If this world was created and not some fluke from nothingness, then a Creator-inspired description of how life was designed to be lived seems like a source of wisdom we can trust. As much as you want to discount the inspiration of the Bible, it’s proven to be the most reliable history book in all of human history despite also being the most scrutinized. Based on that alone, the Bible sounds like something we can reliably build our understanding of truth around. And not just when we decide we need a little help. It’s meant for all of life–every season, come sun or rain. That’s why it’s important to read and apply it more than just when you feel like you need something out of it. If it is what it claims to be, it warrants itself to be the focus of our lifelong study. Once you begin, you will quickly learn what God’s perspective is, where we actually fit into that, and just how radically opposite His ways are from what the world has decided is right or trustworthy. It’s inconvenient, but it stands the test of reality much better than anything else we’ve tried.
What God reveals in the Bible rarely agrees with what comes naturally to us, especially when everything seems to be “normal.” He says we shouldn’t trust our own hearts. He says we really aren’t the good, deserving people we love to think we are. And if we’re honest, we know it’s true. Our desires are tainted with selfishness. But God says our lives can’t be about ourselves if we want to actually live.

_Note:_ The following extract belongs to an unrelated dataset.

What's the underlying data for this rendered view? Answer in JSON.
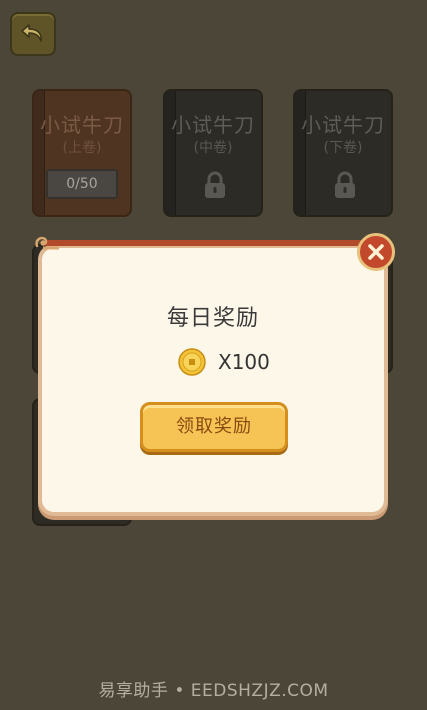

God’s truth has never adjusted or changed. Ours changes all the time, and yet we want to believe each new adjustment is finally the best truth. It seems like every week, we have a new idea about what’s worthy of our time, what’s the best way to find happiness, and what’s the one thing we need to do more of in order for everything else to fall into place.
God says that “one thing” is Him– living for Him and trusting in Him through all of it. More than just during the confusing and painful times. And when we do, the calm waters of this world will not just be calm, but full of eternal purpose and appreciation. Even the tragedies, once so earth-shattering and destructive, will seem a lot less threatening and reveal surprising hints of joy and hope.